Along with ageism, objectification and sexualization are also words women in music are used to hearing. Olson explained the frustration of not being taken seriously as part of an all-female band. The Rubies constantly receive comments and feedback on their appearance instead of their music.

Olson said it feels like her band members are constantly sexualized. One of her band members cut her hair off to drive attention off of her after receiving creepy Instagram messages about her appearance.

“I have had many people, especially men in the industry, come up to me and tell me that if I just wore this, or flipped my hair, or whatever, our band would get a better audience,” Olson said. “I know they don’t say it in a mean way, but that’s mainly because they don’t think it’s a mean thing to say at all, which is the problem.”

Challenges of being an independent artist

When asked about the challenges of starting a music career from scratch, Provo musicians explained how it’s not only about writing and singing songs.
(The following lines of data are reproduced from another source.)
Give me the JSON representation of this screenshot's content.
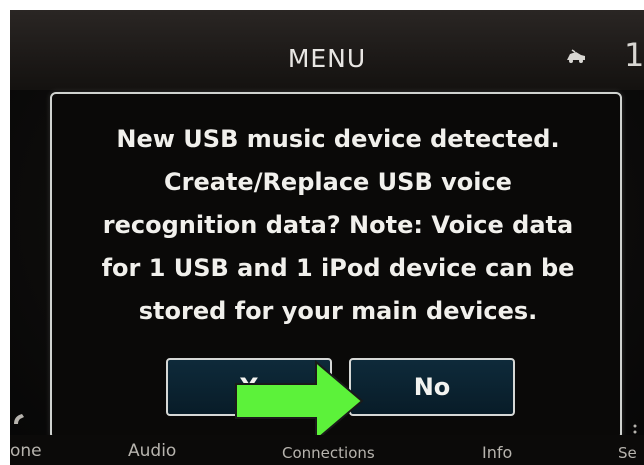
{
  "header": {
    "title": "MENU",
    "car_icon": "car-icon",
    "right_glyph": "1"
  },
  "dialog": {
    "message_lines": [
      "New USB music device detected.",
      "Create/Replace USB voice",
      "recognition data? Note: Voice data",
      "for 1 USB and 1 iPod device can be",
      "stored for your main devices."
    ],
    "yes_label": "Y",
    "no_label": "No"
  },
  "annotation": {
    "arrow_icon": "arrow-right-icon",
    "arrow_color": "#5cf23a"
  },
  "bottom_tabs": [
    "one",
    "Audio",
    "Connections",
    "Info",
    "Se"
  ],
  "colors": {
    "background": "#0d0c0b",
    "dialog_border": "#cfd2cf",
    "button_fill": "#0e2a3a",
    "text": "#f1f0ec"
  }
}
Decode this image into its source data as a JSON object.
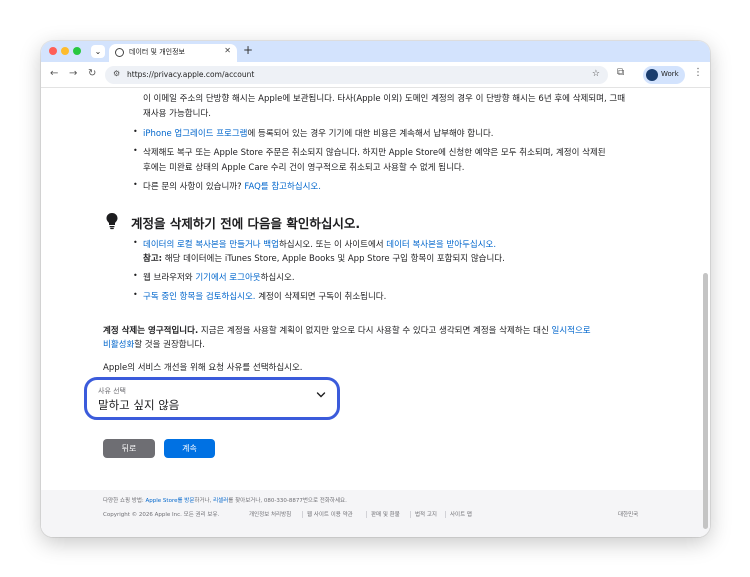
{
  "browser": {
    "tab_title": "데이터 및 개인정보",
    "new_tab": "+",
    "url": "https://privacy.apple.com/account",
    "profile_name": "Work"
  },
  "content": {
    "top_line1": "이 이메일 주소의 단방향 해시는 Apple에 보관됩니다. 타사(Apple 이외) 도메인 계정의 경우 이 단방향 해시는 6년 후에 삭제되며, 그때",
    "top_line2": "재사용 가능합니다.",
    "bullet1_link": "iPhone 업그레이드 프로그램",
    "bullet1_rest": "에 등록되어 있는 경우 기기에 대한 비용은 계속해서 납부해야 합니다.",
    "bullet2_line1": "삭제해도 복구 또는 Apple Store 주문은 취소되지 않습니다. 하지만 Apple Store에 신청한 예약은 모두 취소되며, 계정이 삭제된",
    "bullet2_line2": "후에는 미완료 상태의 Apple Care 수리 건이 영구적으로 취소되고 사용할 수 없게 됩니다.",
    "bullet3_text": "다른 문의 사항이 있습니까?",
    "bullet3_link": "FAQ를 참고하십시오.",
    "heading": "계정을 삭제하기 전에 다음을 확인하십시오.",
    "check1_link1": "데이터의 로컬 복사본을 만들거나 백업",
    "check1_mid": "하십시오. 또는 이 사이트에서",
    "check1_link2": "데이터 복사본을 받아두십시오.",
    "check1_note_bold": "참고:",
    "check1_note": "해당 데이터에는 iTunes Store, Apple Books 및 App Store 구입 항목이 포함되지 않습니다.",
    "check2_pre": "웹 브라우저와",
    "check2_link": "기기에서 로그아웃",
    "check2_post": "하십시오.",
    "check3_link": "구독 중인 항목을 검토하십시오.",
    "check3_rest": "계정이 삭제되면 구독이 취소됩니다.",
    "warn_bold": "계정 삭제는 영구적입니다.",
    "warn_text": "지금은 계정을 사용할 계획이 없지만 앞으로 다시 사용할 수 있다고 생각되면 계정을 삭제하는 대신",
    "warn_link1": "일시적으로",
    "warn_link2": "비활성화",
    "warn_end": "할 것을 권장합니다.",
    "reason_prompt": "Apple의 서비스 개선을 위해 요청 사유를 선택하십시오.",
    "select_label": "사유 선택",
    "select_value": "말하고 싶지 않음",
    "back_button": "뒤로",
    "continue_button": "계속"
  },
  "footer": {
    "line1_pre": "다양한 쇼핑 방법:",
    "line1_link1": "Apple Store를 방문",
    "line1_mid": "하거나,",
    "line1_link2": "리셀러",
    "line1_post": "를 찾아보거나, 080-330-8877번으로 전화하세요.",
    "copyright": "Copyright © 2026 Apple Inc. 모든 권리 보유.",
    "links": [
      "개인정보 처리방침",
      "웹 사이트 이용 약관",
      "판매 및 환불",
      "법적 고지",
      "사이트 맵"
    ],
    "region": "대한민국"
  },
  "colors": {
    "link": "#0066cc",
    "primary_button": "#0071e3",
    "secondary_button": "#6e6e73",
    "focus_ring": "#3b5bdb",
    "tabbar": "#d3e3fd"
  }
}
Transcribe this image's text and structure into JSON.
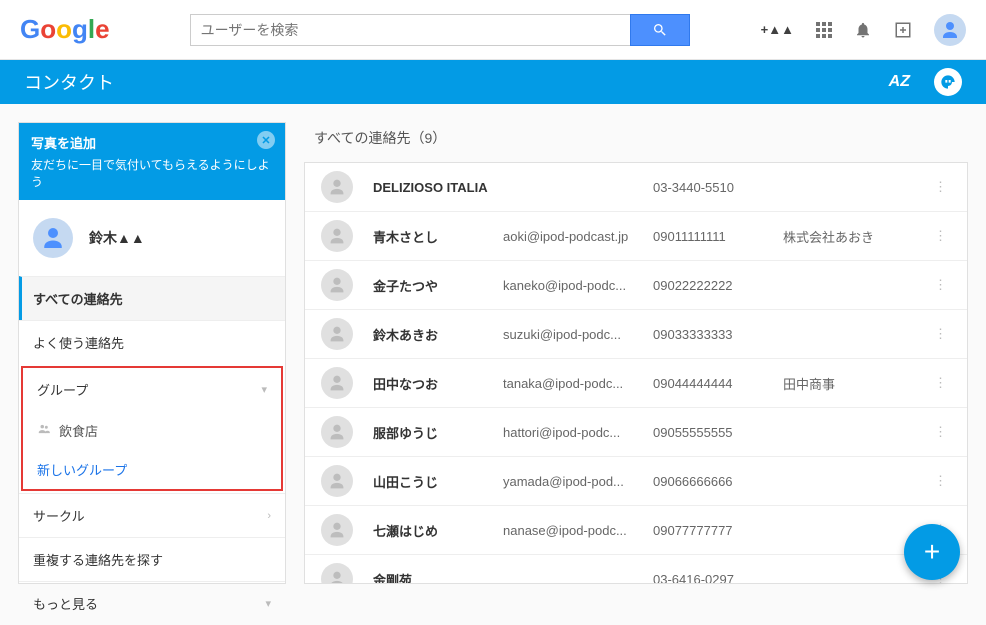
{
  "header": {
    "logo_text": "Google",
    "search_placeholder": "ユーザーを検索",
    "plus_user": "+▲▲"
  },
  "blue_bar": {
    "title": "コンタクト"
  },
  "sidebar": {
    "promo_title": "写真を追加",
    "promo_text": "友だちに一目で気付いてもらえるようにしよう",
    "profile_name": "鈴木▲▲",
    "nav_all": "すべての連絡先",
    "nav_freq": "よく使う連絡先",
    "nav_groups": "グループ",
    "group_restaurant": "飲食店",
    "new_group": "新しいグループ",
    "nav_circles": "サークル",
    "nav_dup": "重複する連絡先を探す",
    "nav_more": "もっと見る"
  },
  "content": {
    "title": "すべての連絡先（9）",
    "contacts": [
      {
        "name": "DELIZIOSO ITALIA",
        "email": "",
        "phone": "03-3440-5510",
        "company": ""
      },
      {
        "name": "青木さとし",
        "email": "aoki@ipod-podcast.jp",
        "phone": "09011111111",
        "company": "株式会社あおき"
      },
      {
        "name": "金子たつや",
        "email": "kaneko@ipod-podc...",
        "phone": "09022222222",
        "company": ""
      },
      {
        "name": "鈴木あきお",
        "email": "suzuki@ipod-podc...",
        "phone": "09033333333",
        "company": ""
      },
      {
        "name": "田中なつお",
        "email": "tanaka@ipod-podc...",
        "phone": "09044444444",
        "company": "田中商事"
      },
      {
        "name": "服部ゆうじ",
        "email": "hattori@ipod-podc...",
        "phone": "09055555555",
        "company": ""
      },
      {
        "name": "山田こうじ",
        "email": "yamada@ipod-pod...",
        "phone": "09066666666",
        "company": ""
      },
      {
        "name": "七瀬はじめ",
        "email": "nanase@ipod-podc...",
        "phone": "09077777777",
        "company": ""
      },
      {
        "name": "金剛苑",
        "email": "",
        "phone": "03-6416-0297",
        "company": ""
      }
    ]
  }
}
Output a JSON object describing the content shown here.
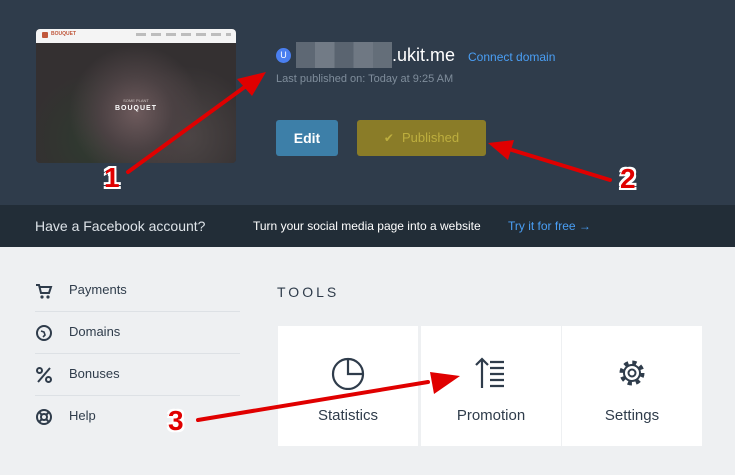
{
  "thumbnail": {
    "logo_text": "BOUQUET",
    "subtitle": "SOME PLANT",
    "title": "BOUQUET"
  },
  "site": {
    "avatar_letter": "U",
    "domain_suffix": ".ukit.me",
    "connect_label": "Connect domain",
    "last_published": "Last published on: Today at 9:25 AM"
  },
  "buttons": {
    "edit": "Edit",
    "published": "Published",
    "published_icon": "check-icon"
  },
  "facebook_banner": {
    "question": "Have a Facebook account?",
    "description": "Turn your social media page into a website",
    "cta": "Try it for free →"
  },
  "sidebar": {
    "items": [
      {
        "label": "Payments",
        "icon": "cart-icon"
      },
      {
        "label": "Domains",
        "icon": "globe-icon"
      },
      {
        "label": "Bonuses",
        "icon": "percent-icon"
      },
      {
        "label": "Help",
        "icon": "lifebuoy-icon"
      }
    ]
  },
  "tools": {
    "title": "TOOLS",
    "cards": [
      {
        "label": "Statistics",
        "icon": "pie-chart-icon"
      },
      {
        "label": "Promotion",
        "icon": "sort-arrow-list-icon"
      },
      {
        "label": "Settings",
        "icon": "gear-icon"
      }
    ]
  },
  "annotations": {
    "markers": [
      "1",
      "2",
      "3"
    ],
    "color": "#e00000"
  },
  "colors": {
    "header_bg": "#2f3c4b",
    "banner_bg": "#222d37",
    "link": "#4a9ff5",
    "edit_button": "#3d7fa8",
    "published_button": "#8a7c28"
  }
}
“One of the hardest parts of doing the indie artist thing is that I have to be good at a lot of different things: being a social media manager, a financial and licensing expert, booking shows, marketing, graphic design,” Beeson said.

Despite the challenges, Beeson also expressed encouragement to other female artists who are looking into starting their career in music. She emphasized the need of having musicians amplify women’s voices to tell their own story.

“Artists are the voice of the world and I think we need to hear more female voices in a mainstream way,” Beeson said. “Every genre needs more female representation because the female experience is so cool and I want to hear more of it.”